[A] A painting of this exquisite lake has been recently executed by Mr. George Barnard.
ASCENT OF THE FINSTERAARHORN, 1858.
(16.)
MY GUIDE. 1858.
Since my arrival at the hotel on the 30th of July I had once or twice spoken about ascending the Finsteraarhorn, and on the 2nd of August my host advised me to avail myself of the promising weather. A guide, named Bennen, was attached to the hotel, a remarkable-looking man, between 30 and 40 years old, of middle stature, but very strongly built. His countenance was frank and firm, while a light of good-nature at times twinkled in his eye. Altogether the man gave me the impression of physical strength, combined with decision of character.
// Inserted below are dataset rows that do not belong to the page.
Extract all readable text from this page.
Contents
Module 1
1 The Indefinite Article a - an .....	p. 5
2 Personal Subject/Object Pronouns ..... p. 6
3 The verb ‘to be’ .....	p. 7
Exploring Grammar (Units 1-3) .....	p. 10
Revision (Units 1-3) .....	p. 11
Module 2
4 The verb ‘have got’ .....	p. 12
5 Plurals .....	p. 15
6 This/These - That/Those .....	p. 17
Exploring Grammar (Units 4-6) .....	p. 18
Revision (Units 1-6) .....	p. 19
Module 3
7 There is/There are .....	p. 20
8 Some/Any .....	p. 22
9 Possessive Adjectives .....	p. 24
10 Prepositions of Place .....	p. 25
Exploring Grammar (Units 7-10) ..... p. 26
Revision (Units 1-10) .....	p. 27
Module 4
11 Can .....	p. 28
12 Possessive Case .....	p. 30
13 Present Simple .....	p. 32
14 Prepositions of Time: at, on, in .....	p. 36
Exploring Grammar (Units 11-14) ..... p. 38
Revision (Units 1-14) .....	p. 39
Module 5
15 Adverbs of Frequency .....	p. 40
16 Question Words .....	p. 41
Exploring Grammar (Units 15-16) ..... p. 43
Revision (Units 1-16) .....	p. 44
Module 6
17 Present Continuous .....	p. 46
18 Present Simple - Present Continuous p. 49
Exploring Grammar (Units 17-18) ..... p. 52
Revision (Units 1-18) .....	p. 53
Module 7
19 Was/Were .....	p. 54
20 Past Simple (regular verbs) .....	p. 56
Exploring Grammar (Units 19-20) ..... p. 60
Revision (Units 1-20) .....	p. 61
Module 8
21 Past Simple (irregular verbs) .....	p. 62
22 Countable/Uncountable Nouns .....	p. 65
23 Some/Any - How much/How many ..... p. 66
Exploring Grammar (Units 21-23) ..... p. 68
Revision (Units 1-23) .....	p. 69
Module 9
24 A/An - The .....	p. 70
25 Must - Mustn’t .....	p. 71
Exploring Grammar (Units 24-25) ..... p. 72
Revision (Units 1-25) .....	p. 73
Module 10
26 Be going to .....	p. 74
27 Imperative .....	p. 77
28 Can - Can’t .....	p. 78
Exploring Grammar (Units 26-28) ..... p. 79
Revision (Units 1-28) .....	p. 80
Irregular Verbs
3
The proprietor had spoken to me many times of the strength and courage of this man, winding up his praises of him by the assurance that if I were killed in Bennen's company there would be two lives lost, for that the guide would assuredly sacrifice himself in the effort to save his Herr.
He was called, and I asked him whether he would accompany me alone to the top of the Finsteraarhorn. To this he at first objected, urging the possibility of his having to render me assistance, and the great amount of labour which this might entail upon him; but this was overruled by my engaging to follow where he led, without asking him to render me any help whatever. He then agreed to make the trial, stipulating, however, that he should not have much to carry to the cave of the Faulberg, where we were to spend the night. To this I cordially agreed, and sent on blankets, provisions, wood, and hay, by two porters.
IRIDESCENT CLOUD. 1858.
My desire, in part, was to make a series of observations at the summit of the mountain, while a similar series was made by Professor Ramsay in the valley of the Rhone, near Viesch, with a view to ascertaining the permeability of the lower strata of the atmosphere to the radiant heat of the sun. During the forenoon of the 2nd I occupied myself with my instruments, and made the proper arrangements with Ramsay. I tested a mountain-thermometer which Mr. Casella had kindly lent me, and found the boiling point of water on the dining-room table of the hotel to be 199.29° Fahrenheit. At about three o'clock in the afternoon we quitted the hotel, and proceeded leisurely with our two guides up the slope of the Æggischhorn. We once caught a sight of the topmost pinnacle of the Finsteraarhorn; beside it was the Rothhorn, and near this again the Oberaarhorn, with the Viescher glacier streaming from its shoulders. On the opposite side we could see, over an oblique buttress of the mountain on which we stood, the snowy summit of the Weisshorn; to the left of this was the ever grim and lonely Matterhorn; and farther to the left, with its numerous snow-cones, each with its attendant shadow, rose the mighty Mischabel. We descended, and crossed the stream which flows from the Märjelen See, into which a large mass of the glacier had recently fallen, and was now afloat as an iceberg. We passed along the margin of the lake, and at the junction of water and ice I bade Ramsay good-bye. At the commencement of our journey upon the ice, whenever we crossed a crevasse, I noticed Bennen watching me; his vigilance, however, soon diminished, whence I gathered that he finally concluded that I was able to take care of myself. Clouds hovered in the atmosphere throughout the whole time of our ascent; one smoky-looking mass marred the glory of the sunset, but at some distance was another which exhibited colours almost as rich and varied as those of the solar spectrum. I took the glorious banner thus unfurled as a sign of hope, to check the despondency which its gloomy neighbour was calculated to produce.